Interleukin-12 primes CD4+ T cells for interferon-gamma production and protective immunity during Mycobacterium avium infection

Abstract

Interleukin-12 (IL-12) is a crucial cytokine for the generation of a protective immune response against Mycobacterium avium infection. In contrast to infected control mice, IL-12-deficient mice were unable to control bacterial proliferation and their spleen T cells were almost unresponsive in vitro to specific antigens of M. avium.
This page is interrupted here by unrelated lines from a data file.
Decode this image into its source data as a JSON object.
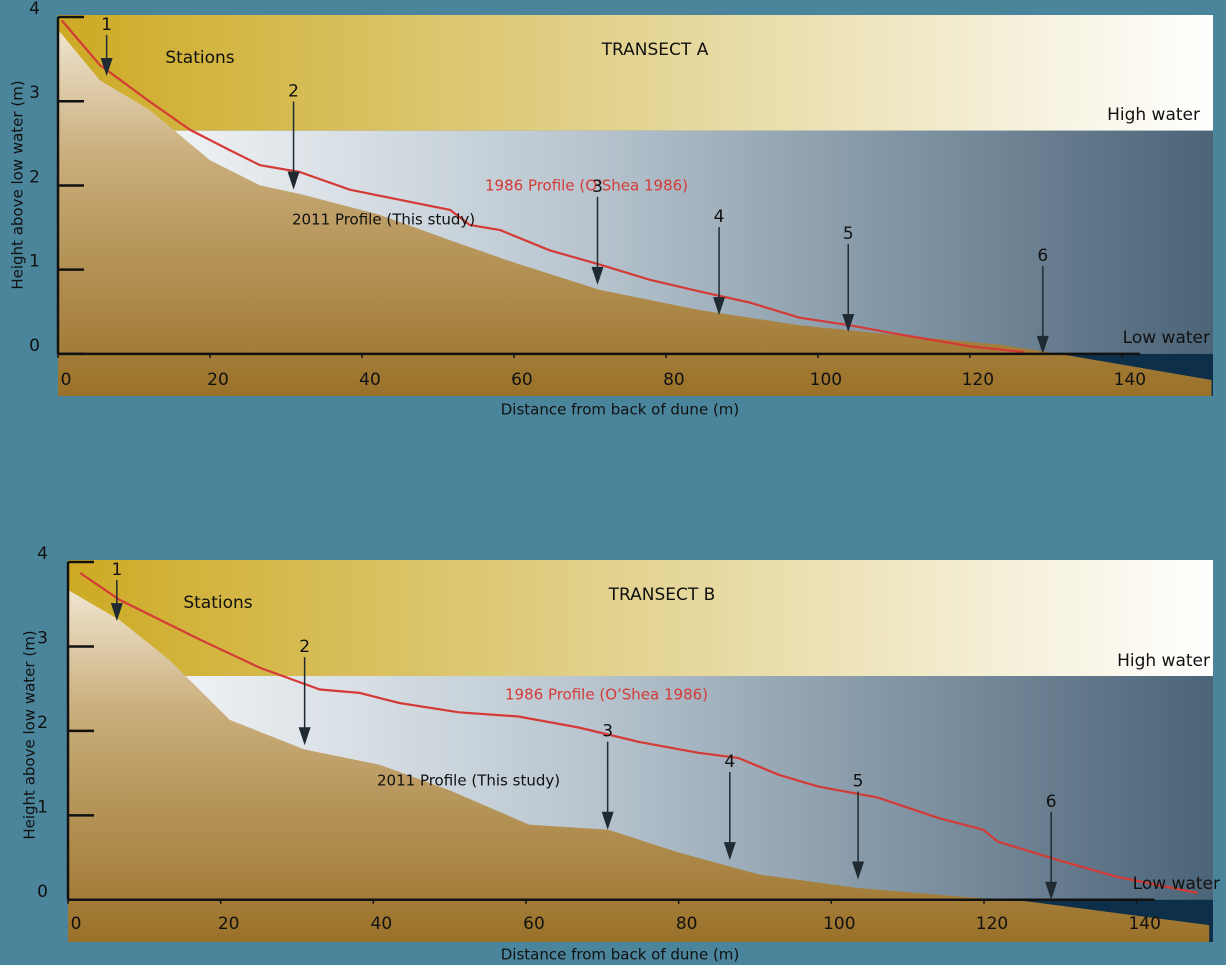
{
  "chart_data": [
    {
      "type": "line",
      "title": "TRANSECT A",
      "xlabel": "Distance from back of dune (m)",
      "ylabel": "Height above low water (m)",
      "xlim": [
        0,
        152
      ],
      "ylim": [
        -0.5,
        4
      ],
      "xticks": [
        0,
        20,
        40,
        60,
        80,
        100,
        120,
        140
      ],
      "yticks": [
        0,
        1,
        2,
        3,
        4
      ],
      "stations_label": "Stations",
      "stations": {
        "labels": [
          "1",
          "2",
          "3",
          "4",
          "5",
          "6"
        ],
        "x": [
          6.4,
          31,
          71,
          87,
          104,
          129.6
        ],
        "y": [
          3.3,
          1.95,
          0.82,
          0.46,
          0.26,
          0
        ]
      },
      "high_water": {
        "label": "High water",
        "value": 2.65
      },
      "low_water": {
        "label": "Low water",
        "value": 0
      },
      "series": [
        {
          "name": "1986 Profile (O’Shea 1986)",
          "color": "#d43a36",
          "x": [
            0.5,
            5.5,
            12,
            17.4,
            22.6,
            26.6,
            31.8,
            38.4,
            45,
            51.6,
            54.2,
            58.2,
            64.7,
            71.3,
            77.9,
            84.5,
            91,
            97.6,
            104.2,
            110.8,
            120,
            127.2
          ],
          "values": [
            3.96,
            3.43,
            3.0,
            2.66,
            2.42,
            2.24,
            2.16,
            1.95,
            1.83,
            1.71,
            1.53,
            1.47,
            1.23,
            1.06,
            0.88,
            0.74,
            0.61,
            0.43,
            0.34,
            0.23,
            0.09,
            0.02
          ]
        },
        {
          "name": "2011 Profile (This study)",
          "color": "#a57d38",
          "area": true,
          "x": [
            0,
            5.5,
            12,
            20,
            26.6,
            31.8,
            42.4,
            51.6,
            59.5,
            71.3,
            84.5,
            97.6,
            110.8,
            123.9,
            130.5,
            151.8
          ],
          "values": [
            3.85,
            3.25,
            2.9,
            2.3,
            2.0,
            1.9,
            1.65,
            1.35,
            1.1,
            0.76,
            0.52,
            0.34,
            0.22,
            0.11,
            0.02,
            -0.31
          ]
        }
      ]
    },
    {
      "type": "line",
      "title": "TRANSECT B",
      "xlabel": "Distance from back of dune (m)",
      "ylabel": "Height above low water (m)",
      "xlim": [
        0,
        150
      ],
      "ylim": [
        -0.5,
        4
      ],
      "xticks": [
        0,
        20,
        40,
        60,
        80,
        100,
        120,
        140
      ],
      "yticks": [
        0,
        1,
        2,
        3,
        4
      ],
      "stations_label": "Stations",
      "stations": {
        "labels": [
          "1",
          "2",
          "3",
          "4",
          "5",
          "6"
        ],
        "x": [
          6.4,
          31,
          70.7,
          86.7,
          103.5,
          128.8
        ],
        "y": [
          3.3,
          1.83,
          0.83,
          0.47,
          0.24,
          0
        ]
      },
      "high_water": {
        "label": "High water",
        "value": 2.65
      },
      "low_water": {
        "label": "Low water",
        "value": 0
      },
      "series": [
        {
          "name": "1986 Profile (O’Shea 1986)",
          "color": "#d43a36",
          "x": [
            1.6,
            6.8,
            17.3,
            25.1,
            33,
            38.2,
            43.4,
            51.2,
            59,
            66.9,
            74.8,
            82.6,
            87.8,
            93.1,
            98.3,
            106.1,
            114,
            119.9,
            121.8,
            129.7,
            137.5,
            148
          ],
          "values": [
            3.87,
            3.55,
            3.08,
            2.75,
            2.49,
            2.45,
            2.33,
            2.22,
            2.17,
            2.04,
            1.87,
            1.74,
            1.68,
            1.48,
            1.34,
            1.21,
            0.97,
            0.83,
            0.69,
            0.47,
            0.27,
            0.08
          ]
        },
        {
          "name": "2011 Profile (This study)",
          "color": "#a57d38",
          "area": true,
          "x": [
            0,
            6.8,
            13.3,
            21.2,
            31,
            40.8,
            49.9,
            60.4,
            70.8,
            80,
            90.5,
            103.5,
            116.6,
            125.8,
            149.5
          ],
          "values": [
            3.67,
            3.31,
            2.84,
            2.13,
            1.78,
            1.6,
            1.3,
            0.89,
            0.83,
            0.56,
            0.3,
            0.14,
            0.04,
            -0.02,
            -0.3
          ]
        }
      ]
    }
  ]
}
Susceptibility of mice deficient in IL-12 was similar to that of interferon-gamma (IFN-gamma)-deficient mice. These data indicate a crucial role of IL-12 in the development of a T-cell population able to produce IFN-gamma and to mediate protection against M. avium infection. Treatment of M. avium-infected mice with IL-12 induced CD4+ T cells with enhanced capacity to produce IFN-gamma as well as to confer increased protection against M. avium.

Figure 1

Failure of IL-12 p40^–/– mice to control M. avium infection and of their T cells to respond to specific antigens. IL-12 p40^–/– mice and their IL-12 p40^+/– littermates (a) and (c) or wild-type C57BL/6, IL-12 p40^–/– and IFN-γ^–/– mice (b) were infected i.v. with 10⁶ CFU of M. avium 2447. (a) Number of viable bacteria present in the organs of IL-12 p40^–/– (filled symbols) and IL-12 p40^+/– (open symbols) mice. Each time-point represents the geometric mean of the CFU from four or five animals. (b) Number of viable bacteria present in the organs of C57BL/6 (open bars), IL-12 p40^–/– (solid bars), and IFN-γ^–/– (hatched bars) mice at 90 days of infection. Each value represents the geometric mean of the CFU from four or five animals. (c) In vitro production of IFN-γ by spleen cells from uninfected (stippled bars) or infected mice at 60 days of infection (IL12 p40^+/–, open bars; IL12 p40^–/–, solid bars) after stimulation with ConA or specific antigens of M. avium (MEP and CFP) for 72 hr. Values from non-stimulated spleen cells were below the detection limit of the assay and were not represented. Data are presented as the means ± SD of triplicates from individual mice for each group (four mice per group). Statistically significant differences between the two groups of infected mice are labelled as **P < 0·01.

Figure 2

Effect of rmIL-12 administration on the ability of spleen cells or purified CD4⁺ T cells from spleens of M. avium infected mice to produce IFN-γ after stimulation in vitro with M. avium-specific antigens. BALB/c mice were infected i.v. with M. avium and treated i.p. with rmIL-12 (hatched bars) or PBS (open bars) every other day during the 15 days of the experimental infection. At 15 days of infection, total spleen cells (a) or purified CD4⁺ T spleen cells (b) obtained from uninfected mice or infected mice were cultured in the presence of ConA (5 µg/ml), CFP (4 µg/ml), or medium alone. Supernatants from stimulated and unstimulated cell cultures were harvested at 72 hr and the amount of IFN-γ was measured by ELISA. IFN-γ levels in culture supernatants of unstimulated cells were below the detection limit of the assay and were not represented. Values are reported as means ± SD of triplicates from four individual mice for each group or pool of CD4⁺ T spleen cells from mice for each group (n = 4). The statistical significance of the differences between rmIL-12 versus PBS treatments is shown as **P < 0·01.

Figure 3

The administration of rmIL-12 enhances the generation of a protective CD4⁺ T-cell population. The log₁₀ protection afforded by M. avium-immune whole T cells (open bars) or purified CD4⁺ T cells (stippled bars) from rmIL-12-treated and PBS-treated mice is shown. Five mice were used per group of donors and four were used per group of recipient animals. The total numbers of CD4⁺ T cells adoptively transferred to the irradiated recipient mice were 6·9 × 10⁶ from uninfected, 6·5 × 10⁶ from PBS-treated infected and 6·9 × 10⁶ from IL-12-treated and infected group. Statistically significant protection (*P < 0·05 and **P < 0·01) was found with all immune cells. No statistically significant differences were found when comparing protection afforded by purified CD4⁺ T cells versus whole T cells.